American former restaurant chain

Wag's was a chain of casual dining (or "family") restaurants owned and operated by Walgreens in the 1970s and 1980s.

==History==
Wag's was started in 1975 by Walgreens and was based on smaller restaurants that existed in some of the larger Walgreens stores.

They were modeled after restaurants like Denny's, Shoney's, and Big Boy in that they were mostly 24-hour establishments specializing in inexpensive fare such as hamburgers and breakfast.

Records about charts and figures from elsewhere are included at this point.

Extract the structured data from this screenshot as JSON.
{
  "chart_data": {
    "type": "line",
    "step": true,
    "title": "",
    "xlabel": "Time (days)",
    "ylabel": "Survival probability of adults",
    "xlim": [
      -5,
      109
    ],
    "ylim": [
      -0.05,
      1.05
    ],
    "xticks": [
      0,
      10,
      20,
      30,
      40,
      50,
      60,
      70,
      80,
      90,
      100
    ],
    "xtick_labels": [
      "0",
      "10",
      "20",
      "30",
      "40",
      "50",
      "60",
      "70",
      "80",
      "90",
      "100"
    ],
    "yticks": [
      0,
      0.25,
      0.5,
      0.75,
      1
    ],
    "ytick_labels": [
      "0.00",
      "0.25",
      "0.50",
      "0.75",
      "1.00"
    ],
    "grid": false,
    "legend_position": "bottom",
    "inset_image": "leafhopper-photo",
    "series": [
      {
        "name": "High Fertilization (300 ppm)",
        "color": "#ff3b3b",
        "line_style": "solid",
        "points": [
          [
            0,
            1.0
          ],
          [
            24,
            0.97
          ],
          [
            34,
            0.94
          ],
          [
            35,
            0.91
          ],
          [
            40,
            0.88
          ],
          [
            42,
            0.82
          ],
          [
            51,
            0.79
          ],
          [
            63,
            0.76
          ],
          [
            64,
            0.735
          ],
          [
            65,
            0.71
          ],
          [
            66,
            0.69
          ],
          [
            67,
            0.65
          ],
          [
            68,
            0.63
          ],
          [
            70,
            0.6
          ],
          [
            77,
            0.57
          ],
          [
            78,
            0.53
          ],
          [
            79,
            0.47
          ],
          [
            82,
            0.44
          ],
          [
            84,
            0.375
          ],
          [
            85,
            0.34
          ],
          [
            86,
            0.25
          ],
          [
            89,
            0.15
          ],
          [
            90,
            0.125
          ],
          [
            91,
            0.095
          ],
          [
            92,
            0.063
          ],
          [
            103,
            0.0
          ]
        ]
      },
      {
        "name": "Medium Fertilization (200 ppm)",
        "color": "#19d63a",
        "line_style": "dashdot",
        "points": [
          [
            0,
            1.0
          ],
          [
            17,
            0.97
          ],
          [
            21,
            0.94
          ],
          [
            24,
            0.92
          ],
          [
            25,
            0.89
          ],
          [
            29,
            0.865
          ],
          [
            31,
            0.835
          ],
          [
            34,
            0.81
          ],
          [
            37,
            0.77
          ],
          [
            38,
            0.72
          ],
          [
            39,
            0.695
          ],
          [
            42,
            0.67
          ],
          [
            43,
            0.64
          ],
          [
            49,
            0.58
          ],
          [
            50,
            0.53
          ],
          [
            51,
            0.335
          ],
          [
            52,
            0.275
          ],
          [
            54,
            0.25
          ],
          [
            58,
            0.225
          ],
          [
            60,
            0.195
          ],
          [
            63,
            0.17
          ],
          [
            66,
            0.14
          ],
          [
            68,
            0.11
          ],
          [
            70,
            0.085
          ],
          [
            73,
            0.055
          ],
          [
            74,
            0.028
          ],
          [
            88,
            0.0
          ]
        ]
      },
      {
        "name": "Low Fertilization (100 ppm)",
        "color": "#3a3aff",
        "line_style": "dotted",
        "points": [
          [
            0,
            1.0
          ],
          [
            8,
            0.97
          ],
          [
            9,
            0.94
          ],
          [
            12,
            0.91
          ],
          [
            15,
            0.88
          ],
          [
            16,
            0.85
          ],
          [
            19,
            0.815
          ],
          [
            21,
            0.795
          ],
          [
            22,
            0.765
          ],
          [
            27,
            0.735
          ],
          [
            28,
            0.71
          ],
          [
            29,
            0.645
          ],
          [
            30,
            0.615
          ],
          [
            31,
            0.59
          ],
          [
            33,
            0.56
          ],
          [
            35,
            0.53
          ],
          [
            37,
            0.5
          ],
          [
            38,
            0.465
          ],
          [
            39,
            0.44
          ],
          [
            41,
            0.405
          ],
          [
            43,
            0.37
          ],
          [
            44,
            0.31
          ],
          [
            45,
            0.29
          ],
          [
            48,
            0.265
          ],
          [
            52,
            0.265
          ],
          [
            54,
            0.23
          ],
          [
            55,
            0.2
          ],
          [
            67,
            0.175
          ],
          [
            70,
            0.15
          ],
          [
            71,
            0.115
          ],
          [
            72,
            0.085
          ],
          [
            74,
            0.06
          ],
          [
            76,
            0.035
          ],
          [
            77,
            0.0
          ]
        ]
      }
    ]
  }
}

Walgreens sold all 91 freestanding stores to Marriott Corporation in 1988, retaining only a few locations that were situated in malls. Soon after this, Marriott began selling off its assets. Unable to find a buyer for most of the restaurants, the Wag's chain was completely out of business by 1991. However, the 30 Wag's restaurants in the Chicago Metropolitan area were sold to Lunan Corporation (large Arby's franchisee in Chicago) and run by Lunan Family Restaurants. Over the course of 2 years, each Wag's restaurant continued to do business as Wag's until converted to a Shoney's restaurant. Lunan Family Restaurants went out of business in 1994 and Shoney's locations were sold to various chains or individuals. Marriott itself ceased operations in 1993, when they split into two new entities.